We left Marmara Adasi with a little bit of sadness. I’d really warmed to this island and the people we’d met. It reminded me of Greek travel in the old days. As we sailed north of the island, we caught a glimpse of Saraylar. We knew it was Suraylar because of the glistening white scars on the landscape where this precious marble is quarried. The marble here has been quarried for more than 2 millennia – when will it ever run out? That was a serious question that I needed an answer to, so I turned to the internet to find out more. It transpires that Marmara Adası is essentially one big marble mountain. The whole island is dominated by marble deposits that are several kilometres thick in places. Geologists estimate reserves in the hundreds of millions of cubic meters. Although marble has been quarried on the island for 2,600 years, the ancient and medieval extraction volumes were tiny compared to modern industrial quarrying. Today’s machines remove in a year what the Romans might have taken in decades — but the deposits are still vast.

It took 2 hours to reach Tekirdag. The port is big and fairly industrial. The ferry terminal is modern and whilst making our way to the exit, I checked out the ferry timetables on display.

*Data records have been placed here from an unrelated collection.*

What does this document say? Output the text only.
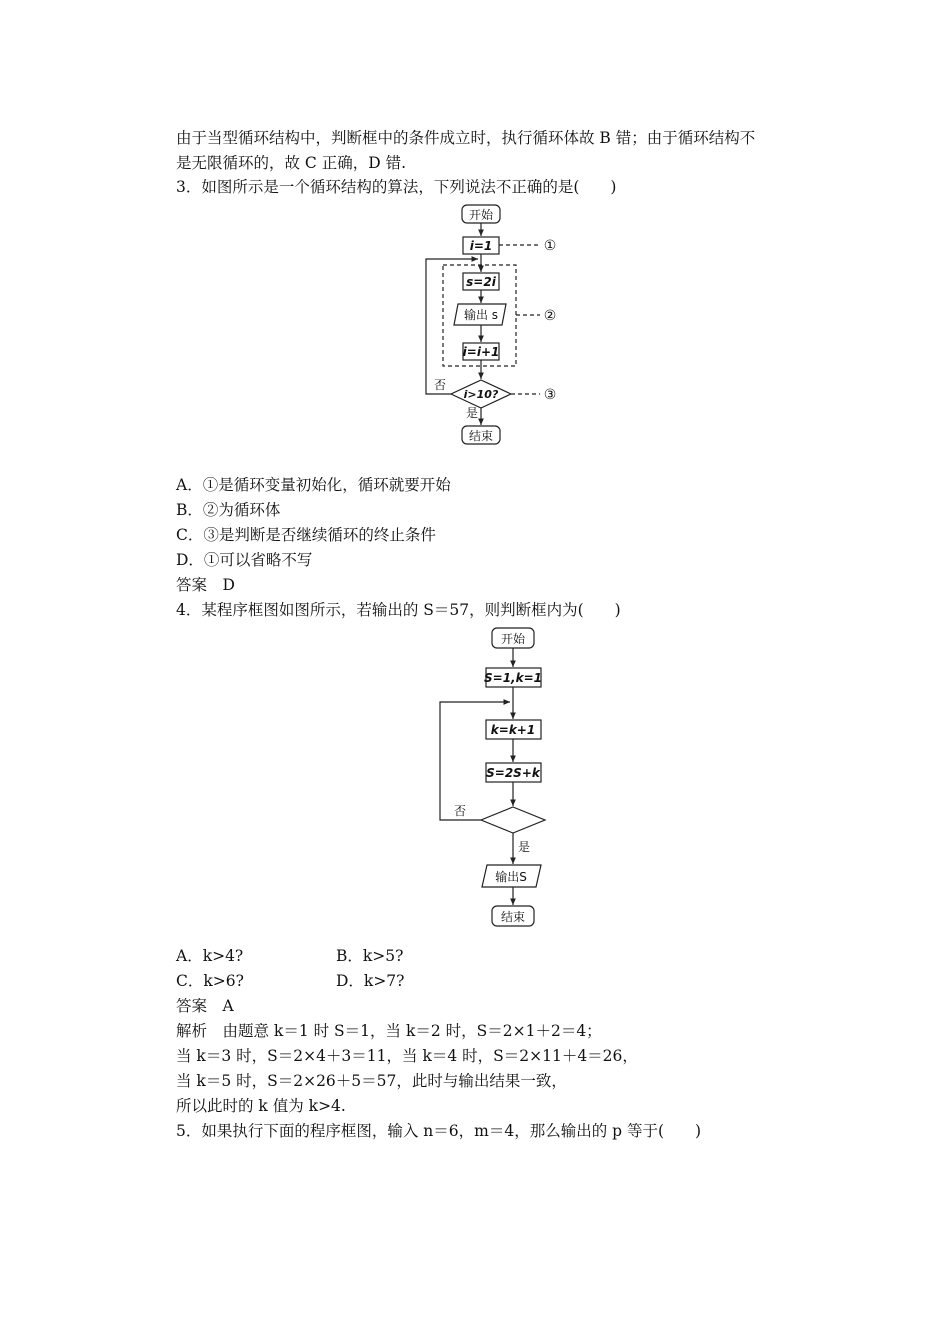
由于当型循环结构中，判断框中的条件成立时，执行循环体故 B 错；由于循环结构不
是无限循环的，故 C 正确，D 错.
3．如图所示是一个循环结构的算法，下列说法不正确的是(　　)
开始
i=1
s=2i
输出 s
i=i+1
i>10?
否
是
结束
①
②
③
A．①是循环变量初始化，循环就要开始
B．②为循环体
C．③是判断是否继续循环的终止条件
D．①可以省略不写
答案　D
4．某程序框图如图所示，若输出的 S＝57，则判断框内为(　　)
开始
S=1,k=1
k=k+1
S=2S+k
否
是
输出S
结束
A．k>4?	B．k>5?
C．k>6?	D．k>7?
答案　A
解析　由题意 k＝1 时 S＝1，当 k＝2 时，S＝2×1＋2＝4；
当 k＝3 时，S＝2×4＋3＝11，当 k＝4 时，S＝2×11＋4＝26，
当 k＝5 时，S＝2×26＋5＝57，此时与输出结果一致，
所以此时的 k 值为 k>4.
5．如果执行下面的程序框图，输入 n＝6，m＝4，那么输出的 p 等于(　　)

It seems that the boat Omer Kaptain 3 sails a regular route from Avsa Adasi, one of the smaller Marmara Islands to Tekirdag regularly. However, less frequently it will also call into Marmara Adasi. I guess we absolutely timed our departure correctly! Or rather, our fate fell into the correct God’s lap!

As usual, the bus station was nowhere near the port, so we picked up a taxi across the road to take us there. We were dropped off at a large modern bus station, where we purchased our tickets to Canakkale. We had a fair bit of time to wait for the bus, so we settled down at a table in a cafe and tucked into some snacks.

The time came to board the bus – again we were very impressed with the calibre of coaches with all mod cons, including entertainment screens and charging ports.

The journey took 2.5 hours, so only marginally less time than our Plan A, but a much simpler route. We left industrial Tekirdag and headed out onto the highway towards Canakkale. The sun began to set as we flew past vast open plains of rural landscape, interspersed with small clusters of high-rise buildings all tinged with a gentle hue of sunset pink. As darkness fell, we caught our first sight of the Dardanelles. After driving along the highway parallel to this wide stretch of water, we turned onto the vast expanse of bridge that crossed it. We were soon in Canakkale. Again, the bus station was outside of the town, so we jumped into a taxi and headed to the town centre.

We’re staying at the Helen Park Hotel, which is within walking distance of the ferry port and the promenade. Our first impression of Canakkale was how clean it was. Not a bit of litter to be seen on the ground anywhere. As a jumping-off point for Ancient Troy and also the Gallipoli battlefields great efforts seem to have been made to make a good impression.

I’ll be honest, we were pooped after that day of travel, so we only made a half-hearted attempt to walk along the very long promenade. We swung by the clock tower and then said hello to the huge Trojan horse at the harbour, which is very difficult to photograph at night with all the light pollution surrounding it. Here’s one taken in daylight. We sat and watched clusters of families sitting together on the edge of the harbour with fathers fishing and mothers making tea on small gas burners. Canakkale has a very nice feel to it, I’m going to like it here.

We just about had the energy to find a cafe where we had a much-needed cup of tea and some ice cream before hitting the hay.